落語「二人旅」の舞台を行く 柳家小三治の噺、「二人旅」(ににんたび)より
■もっと時間を掛けて噺をやる時は、ナゾ掛けの後に都々逸を入れた。
「たまたま会うのに東が白む 日の出に日延べがしてみたい」
腹を空かせた相棒が人に道を尋ねると、それが案山子(かかし)だったり、歩いていると茶店が見えた。
行灯(あんどん)に書いてある字を読むと、
「一つ・せ・ん・め・し・あ・り・や・な・き・や。食べ物はなさそうだよ」、
「そうじゃねえ。一ぜんめしあり、やなぎ屋じゃねえか」。にごりの無い字をバラバラに読んでいた。茶店で村さめを頼んだが、飲んでみると、えらく水っぽい。「おい、婆さん、ひでえな。水で割ってあるんだろう」、
「何を言ってるだ。そんだらもったいないことはしねえ。水に酒を落としますだ」。
■上方落語「東の旅」の一部
■旅;「日本で、もっとも往来の激しい街道は、東海道ですが、日毎に信じられぬほどの人々で埋め尽くされていた。ある季節にはヨーロッパの大都市より賑わっている。その理由は、自ら好んですると、必要に迫られてするとを問わず、異国民と異なり、日本人は数多く旅を試みるからである」。オランダ人医師、ケンペルが元禄(1688-1704)初期に記した「江戸参府紀行」に書きとめている。
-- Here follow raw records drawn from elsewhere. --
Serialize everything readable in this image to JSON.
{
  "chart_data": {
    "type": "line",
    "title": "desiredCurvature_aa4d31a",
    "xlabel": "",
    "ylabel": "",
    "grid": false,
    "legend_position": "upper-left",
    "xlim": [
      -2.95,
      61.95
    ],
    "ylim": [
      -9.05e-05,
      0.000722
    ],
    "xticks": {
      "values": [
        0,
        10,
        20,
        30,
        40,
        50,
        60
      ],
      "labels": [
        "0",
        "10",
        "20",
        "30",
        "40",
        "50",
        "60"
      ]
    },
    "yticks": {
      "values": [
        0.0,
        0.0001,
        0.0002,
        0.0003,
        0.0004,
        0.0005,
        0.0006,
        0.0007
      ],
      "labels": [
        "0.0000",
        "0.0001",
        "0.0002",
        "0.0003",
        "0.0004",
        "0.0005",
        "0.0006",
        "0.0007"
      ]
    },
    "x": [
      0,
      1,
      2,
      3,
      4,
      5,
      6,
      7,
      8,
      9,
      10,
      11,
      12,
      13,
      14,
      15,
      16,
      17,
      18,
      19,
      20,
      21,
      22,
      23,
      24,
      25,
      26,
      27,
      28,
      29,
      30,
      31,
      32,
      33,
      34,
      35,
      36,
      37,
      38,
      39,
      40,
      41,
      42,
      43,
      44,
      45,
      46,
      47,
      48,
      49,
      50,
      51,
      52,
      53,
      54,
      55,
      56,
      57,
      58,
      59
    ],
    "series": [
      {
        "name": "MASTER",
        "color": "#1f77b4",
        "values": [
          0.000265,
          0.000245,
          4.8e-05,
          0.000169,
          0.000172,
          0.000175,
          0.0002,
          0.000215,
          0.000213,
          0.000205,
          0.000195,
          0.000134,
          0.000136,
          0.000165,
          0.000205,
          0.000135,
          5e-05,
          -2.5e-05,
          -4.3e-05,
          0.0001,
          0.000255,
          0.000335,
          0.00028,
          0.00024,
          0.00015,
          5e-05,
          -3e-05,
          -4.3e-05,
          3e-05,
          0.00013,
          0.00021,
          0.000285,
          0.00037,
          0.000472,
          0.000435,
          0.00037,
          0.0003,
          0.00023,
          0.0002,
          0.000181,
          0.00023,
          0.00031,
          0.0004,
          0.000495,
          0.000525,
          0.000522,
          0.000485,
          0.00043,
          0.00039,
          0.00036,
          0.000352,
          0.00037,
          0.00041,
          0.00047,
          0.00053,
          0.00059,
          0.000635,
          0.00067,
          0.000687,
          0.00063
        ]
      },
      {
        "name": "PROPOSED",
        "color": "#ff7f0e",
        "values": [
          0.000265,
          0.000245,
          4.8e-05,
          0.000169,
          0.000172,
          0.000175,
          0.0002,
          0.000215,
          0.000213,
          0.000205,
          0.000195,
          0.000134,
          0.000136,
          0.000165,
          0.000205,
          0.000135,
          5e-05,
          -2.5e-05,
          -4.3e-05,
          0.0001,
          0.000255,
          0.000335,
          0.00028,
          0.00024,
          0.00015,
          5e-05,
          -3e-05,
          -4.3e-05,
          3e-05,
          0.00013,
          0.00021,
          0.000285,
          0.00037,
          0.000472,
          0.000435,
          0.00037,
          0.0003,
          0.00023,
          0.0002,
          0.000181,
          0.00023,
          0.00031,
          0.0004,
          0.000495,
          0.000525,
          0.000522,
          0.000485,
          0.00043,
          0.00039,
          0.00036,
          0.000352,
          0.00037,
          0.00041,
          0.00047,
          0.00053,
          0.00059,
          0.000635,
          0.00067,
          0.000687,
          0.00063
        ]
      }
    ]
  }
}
歩く速度というと、普通一日10里(約40km)を歩きました。1日8時間ぐらいで、食事も休憩も入れてですから、テレテレ歩いていたら到底歩けません。前屈みでツッツツッツと歩きました。江戸-京都間を2週間弱(12~13日)で歩き通しました。
■正宗と村正(まさむね・むらまさ);どちらも名刀工です。
「短刀 相州正宗」無名 重要美術品 東京国立博物館蔵。 正宗の作風を良く現した名刀。
村正は、伊勢国桑名(現在の三重県桑名市)で活躍した刀工の名。または、その作になる日本刀の名。同銘で数代あるとみられる。別称は「千子村正」(せんじむらまさ、せんごむらまさ)。
村正は、濃州赤坂左兵衛兼村の子で、赤坂千手院鍛冶の出と伝えられている。しかしながら活動拠点は伊勢であり、定かではない。美濃だけではなく、隣国の大和伝と美濃伝、相州伝を組み合わせた、実用本位の数打ちの「脇物」刀工集団と見られている。その行動範囲は伊勢から東海道に及ぶ。
「村正」 徳川美術館蔵
■茶店(ちゃみせ);通行人などに茶菓を供して休息させる店。茶屋。掛け茶屋。
■蔵元と酒(くらもととさけ);蔵元が近くにあるからと言って美酒が飲めるとは限らない。現在でも、よくこんな酒を造り続けているなと思わせるような酒もあれば、え!何で都会で売らないのと思うほどの美酒もあります。蕎麦屋さんはいっぱい有りますが、インスタントの方が美味いなんて店が有るのと同じです。
■都々逸(どどいつ);元来は、三味線と共に歌われる俗曲で、音曲師が寄席や座敷などで演じる出し物であった。 主として男女の恋愛を題材として扱ったため情歌とも呼ばれる。
七・七・七・五の音数律に従うのが基本だが、五字冠りと呼ばれる五・七・七・七・五という形式もある。